The knowledge generated for decision-makers, most of whom belong to the medical community and the political sphere, is indispensable in the management of a high-risk infectious pandemic. For their part, mathematical models, given the phenomenon’s complexity, constitute essential tools. Hence the need to strengthen educational efforts in this direction, in order to better understand the course of transmission processes [43].

The aim of this article has been to present a structurally simple mathematical model—for example, one with a small number of compartments—yet capable of providing a description that is reasonably consistent with the data.
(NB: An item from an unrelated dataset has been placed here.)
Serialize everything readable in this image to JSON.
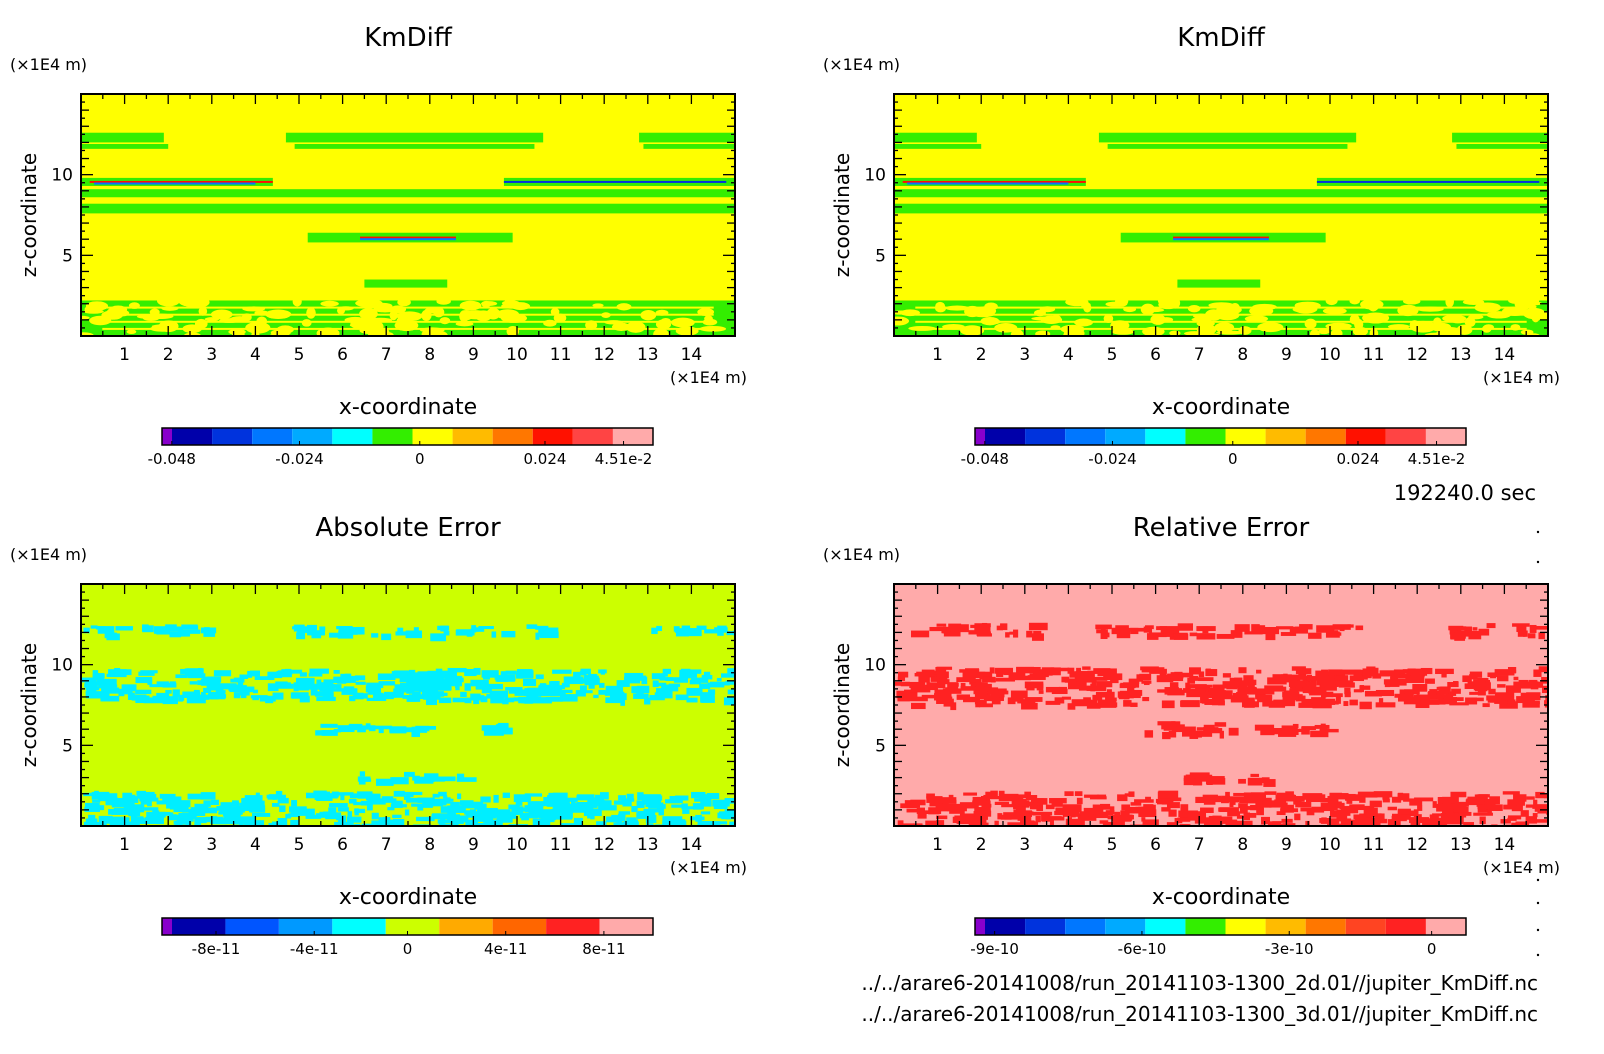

Undoubtedly, even simple models play a significant role in the monitoring of epidemics, as they help to rationalise decision-making by tracking the dynamics without losing explanatory power [44]. In particular, this approach allows for an interpretative reading grounded in the language of the mechanics of infection, which introduces a Newtonian analogy based on concepts of force. From this perspective, non-pharmaceutical mitigation measures can be understood as a reaction force exerted by the population, the counterpart to the intrinsic cultural and environmental pressure driving a return to a natural state. However, the model is not viable for projections beyond the time interval considered. Indeed, after December 2020, it is no longer possible to assume that the system governing the dynamics remains a basic SIR model, as this assumption is unsustainable. This is because one must take into account the emergence of variants (non-homogeneous virulence and latency) and new structures arising from the multiplication of population compartments (for example, new infectious types), or the reduction in the susceptible population due to vaccination.

It should be noted that the usefulness or limitations of the mechanics of transmission—a theory which, in this paper, has been presented primarily as a descriptive and interpretative tool within a simplified empirical and theoretical context—depend on the modeler’s ability to transpose, by analogy, the physics of classical mechanics of multi-component systems into the language of transmission forces offered by the theory. An example of this application is in more complex epidemiological scenarios, such as the forces acting on transmission rates differentiated according to some compartmentalisation criterion (such as infectious types). However, for a more direct and comprehensive understanding of the scope and limits of the mechanics of contagion, the reader is invited to delve into the seminal publications [11,19,20] and the dynamics of the novel theory [18].